What the POSITIVE trial has done, at its core, is replace fear with evidence. For years, the guidance young women received was cautious by default, because the data simply weren't there. Now they are — prospective, trial-level, followed for nearly six years. The conversation between oncologist and patient about fertility no longer has to begin with an apology.
Notable Quotes
Women have told me they feel their life is like a ball and chain when they learn they have to wait five or even ten years to attempt pregnancy.— Ann Partridge, MD, Dana-Farber Cancer Institute, principal investigator of the POSITIVE trial
If anything, the women who had a pregnancy clearly had fewer recurrences, at least numerically — that's kind of the nail in the coffin that pregnancy itself would cause a recurrence.— Ann Partridge, MD, presenting at the 43rd Annual Miami Breast Cancer Conference
The Hearth Conversation Another angle on the story
What was actually being tested here — the safety of pregnancy, or the safety of stopping the medication?
Both, really, but the medication pause was the mechanism. You can't get pregnant safely on endocrine therapy, so the question was whether stopping it long enough to conceive and deliver would give the cancer a window to come back.
And did it?
No. The recurrence rates in women who paused were comparable to matched controls who never paused. In fact, the numbers slightly favored the women who took the break, though the differences weren't large enough to be statistically definitive.
That landmark analysis — the one comparing women who got pregnant to those who wanted to but didn't — why does that design matter?
Because it removes the selection effect. If you just compare pregnant women to all other patients, you're mixing in women who never wanted children, or who were too sick to try. This way, both groups wanted the same thing. The only difference was whether they achieved it. That makes the comparison much cleaner.
Seventy-six percent had a live birth. Is that high, given the circumstances?
It's striking. These are women who had cancer, many of whom had chemotherapy, with a mean age of 37. The IVF community had long assumed pregnancy after breast cancer was largely not feasible. This data challenges that directly.
What about the women who used assisted reproduction — did that carry any extra cancer risk?

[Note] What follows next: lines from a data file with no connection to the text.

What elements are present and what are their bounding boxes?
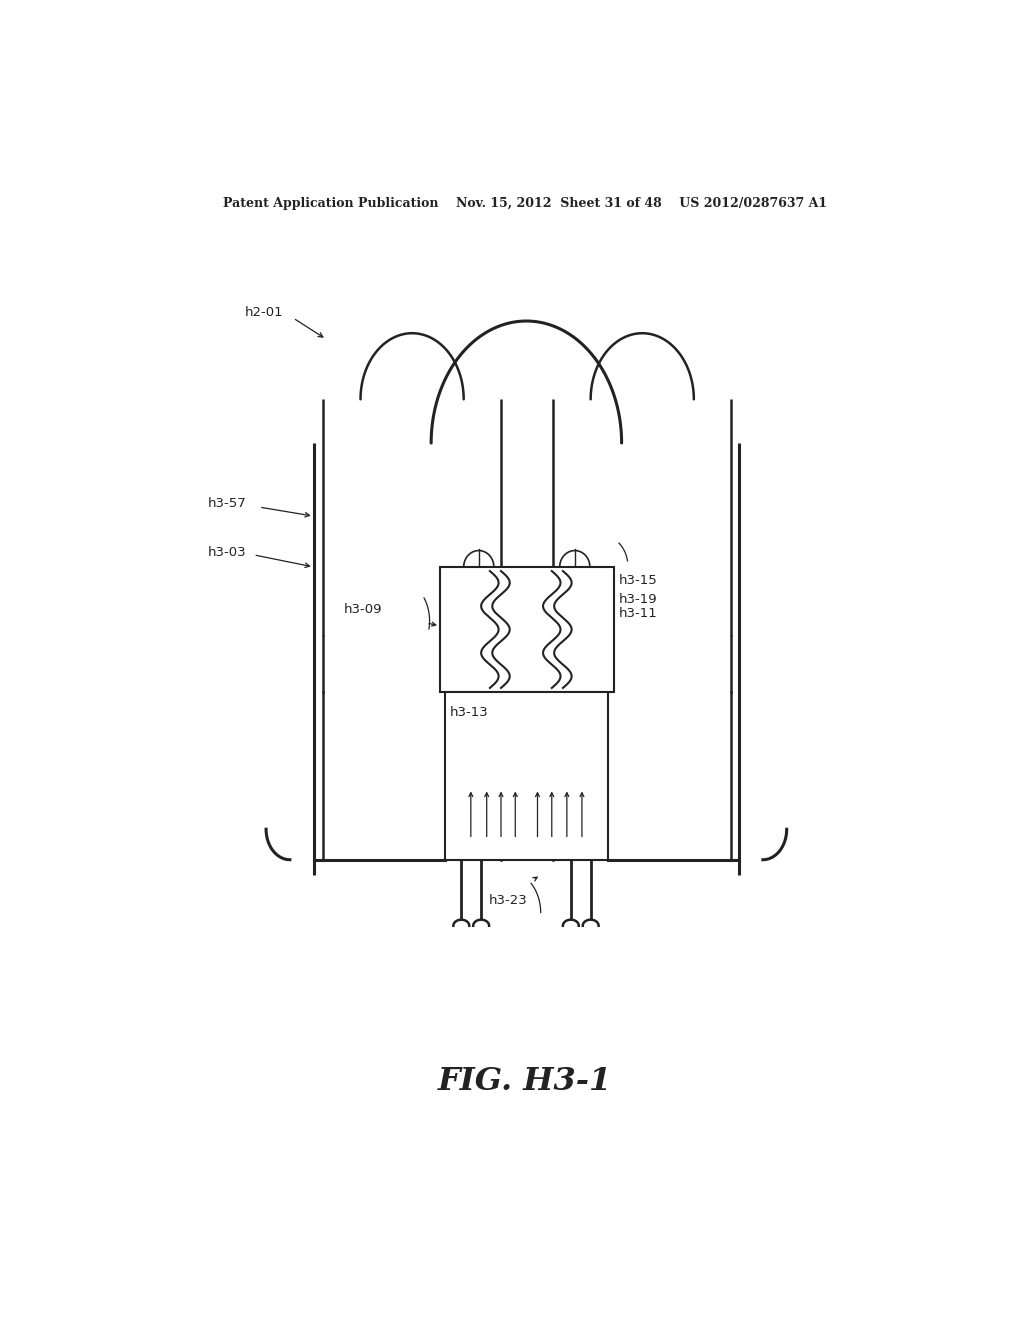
Bar: [445, 692, 608, 859]
Text: FIG. H3-1: FIG. H3-1: [437, 1065, 612, 1097]
Text: h3-13: h3-13: [451, 706, 488, 719]
Text: h3-09: h3-09: [344, 603, 382, 616]
Text: h3-15: h3-15: [618, 574, 657, 586]
Text: h3-11: h3-11: [618, 607, 657, 620]
Text: h3-03: h3-03: [207, 546, 246, 560]
Bar: [440, 568, 613, 692]
Text: Patent Application Publication    Nov. 15, 2012  Sheet 31 of 48    US 2012/02876: Patent Application Publication Nov. 15, …: [223, 197, 826, 210]
Text: h3-19: h3-19: [618, 593, 657, 606]
Text: h3-23: h3-23: [488, 894, 527, 907]
Text: h2-01: h2-01: [245, 306, 284, 319]
Text: h3-57: h3-57: [207, 498, 246, 511]
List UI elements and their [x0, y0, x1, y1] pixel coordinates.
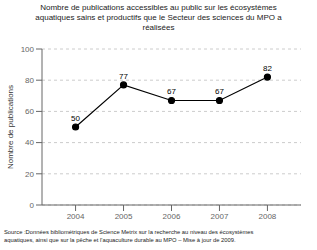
svg-text:100: 100 [21, 45, 35, 54]
html-text:Nombre de publications accessi: Nombre de publications accessibles au pu… [40, 3, 277, 12]
svg-text:2008: 2008 [259, 212, 277, 221]
svg-text:50: 50 [71, 114, 80, 123]
svg-text:2007: 2007 [211, 212, 229, 221]
svg-text:2005: 2005 [115, 212, 133, 221]
html-text:réalisées: réalisées [142, 23, 175, 32]
svg-text:2004: 2004 [67, 212, 85, 221]
svg-text:82: 82 [263, 64, 272, 73]
svg-text:60: 60 [25, 107, 34, 116]
svg-text:77: 77 [119, 72, 128, 81]
svg-text:67: 67 [215, 87, 224, 96]
html-text:aquatiques sains et productifs: aquatiques sains et productifs que le Se… [35, 13, 282, 22]
svg-text:2006: 2006 [163, 212, 181, 221]
html-text:Source :Données bibliométrique: Source :Données bibliométriques de Scien… [4, 229, 254, 235]
svg-text:Nombre de publications: Nombre de publications [8, 85, 15, 169]
svg-text:0: 0 [30, 201, 35, 210]
html-text:aquatiques, ainsi que sur la p: aquatiques, ainsi que sur la pêche et l'… [4, 236, 236, 243]
svg-text:67: 67 [167, 87, 176, 96]
svg-text:40: 40 [25, 138, 34, 147]
svg-text:20: 20 [25, 170, 34, 179]
svg-text:80: 80 [25, 76, 34, 85]
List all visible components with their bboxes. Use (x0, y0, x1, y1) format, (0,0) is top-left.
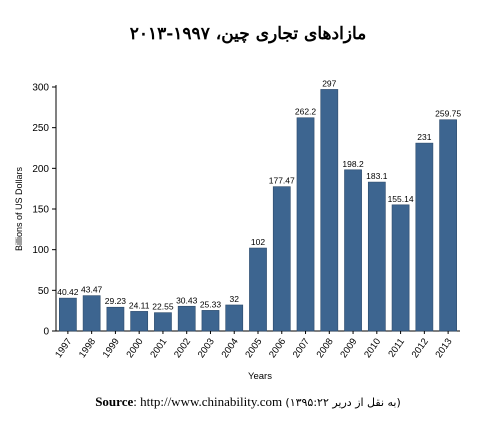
x-tick-label: 2013 (433, 336, 454, 360)
y-tick-label: 50 (38, 286, 50, 297)
x-tick-label: 2002 (172, 336, 193, 360)
y-tick-label: 100 (32, 245, 49, 256)
data-label: 177.47 (269, 176, 295, 186)
x-tick-label: 1998 (77, 336, 98, 360)
bar (59, 297, 77, 332)
y-tick-label: 200 (32, 164, 49, 175)
x-tick-label: 2000 (124, 336, 145, 360)
data-label: 25.33 (200, 299, 222, 309)
source-label: Source (95, 394, 134, 409)
x-tick-label: 2012 (410, 336, 431, 360)
data-label: 32 (230, 294, 240, 304)
x-tick-label: 1999 (101, 336, 122, 360)
bar (296, 117, 315, 332)
x-tick-label: 2003 (196, 336, 217, 360)
data-label: 30.43 (176, 295, 198, 305)
x-tick-label: 2006 (267, 336, 288, 360)
bar (177, 305, 196, 332)
bar (154, 312, 172, 332)
bar (415, 142, 434, 332)
bar (320, 89, 339, 332)
x-tick-label: 2007 (291, 336, 312, 360)
data-label: 259.75 (435, 109, 461, 119)
source-line: Source: http://www.chinability.com (به ن… (95, 394, 401, 409)
data-label: 24.11 (129, 300, 150, 310)
x-tick-label: 2009 (338, 336, 359, 360)
bar (272, 186, 291, 332)
data-label: 297 (322, 78, 336, 88)
data-label: 262.2 (295, 107, 317, 117)
data-label: 40.42 (57, 287, 79, 297)
bar (106, 306, 125, 332)
bar (201, 310, 220, 332)
y-tick-label: 300 (32, 83, 49, 94)
y-tick-label: 0 (43, 327, 49, 338)
x-tick-label: 2004 (220, 336, 241, 360)
data-label: 155.14 (388, 194, 414, 204)
x-axis-label: Years (248, 371, 272, 382)
data-label: 29.23 (105, 296, 127, 306)
bar (82, 295, 101, 332)
y-axis-label: Billions of US Dollars (14, 166, 24, 251)
bar (439, 119, 457, 332)
data-label: 183.1 (366, 171, 388, 181)
bar (344, 169, 362, 332)
chart-title: مازادهای تجاری چین، ۱۹۹۷-۲۰۱۳ (129, 24, 367, 44)
data-label: 22.55 (152, 302, 174, 312)
bar (249, 247, 267, 332)
data-label: 231 (417, 132, 431, 142)
x-tick-label: 1997 (53, 336, 74, 360)
bar (130, 311, 149, 332)
source-note: (به نقل از دریر ۱۳۹۵:۲۲) (285, 396, 401, 409)
y-tick-label: 250 (32, 123, 49, 134)
data-label: 102 (251, 237, 265, 247)
bar (391, 204, 410, 332)
x-tick-label: 2010 (362, 336, 383, 360)
source-url: http://www.chinability.com (140, 394, 283, 409)
x-tick-label: 2011 (386, 336, 407, 359)
bar (367, 181, 386, 332)
bar-chart: 0 50 100 150 200 250 300 Billions of US Dollars… (14, 78, 461, 382)
x-tick-label: 2001 (148, 336, 169, 360)
bar (225, 304, 244, 332)
data-label: 198.2 (342, 159, 364, 169)
x-tick-label: 2008 (315, 336, 336, 360)
y-tick-label: 150 (32, 205, 49, 216)
x-tick-label: 2005 (243, 336, 264, 360)
data-label: 43.47 (81, 285, 103, 295)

Not according to this data. Oncologic outcomes for ART users were comparable to those who conceived naturally. That's important because ART involves hormonal stimulation, which had been a theoretical concern in hormone-sensitive cancers.
The adherence numbers stood out to me — 72 percent back on treatment at five-plus years. Why is that notable?
Because in the general population, roughly half of young patients have stopped endocrine therapy by year five. The trial's structure — the expectation of resumption, the follow-up — seems to have kept people on track in a way that routine care often doesn't.
What's the limit of what this trial can tell us?
It wasn't designed to evaluate every subgroup. The ovarian stimulation data, for instance, was uncontrolled. And for women with high-risk node-positive disease, the recurrence rates were still substantial — 23 percent at 71 months. Pregnancy doesn't change the underlying biology of an aggressive tumor.
So what changes in the clinic because of this?
The conversation. Oncologists now have prospective trial data to offer instead of cautious guesswork. That's not a small thing when you're sitting across from a 35-year-old who just got a diagnosis and is asking whether she'll ever have a family.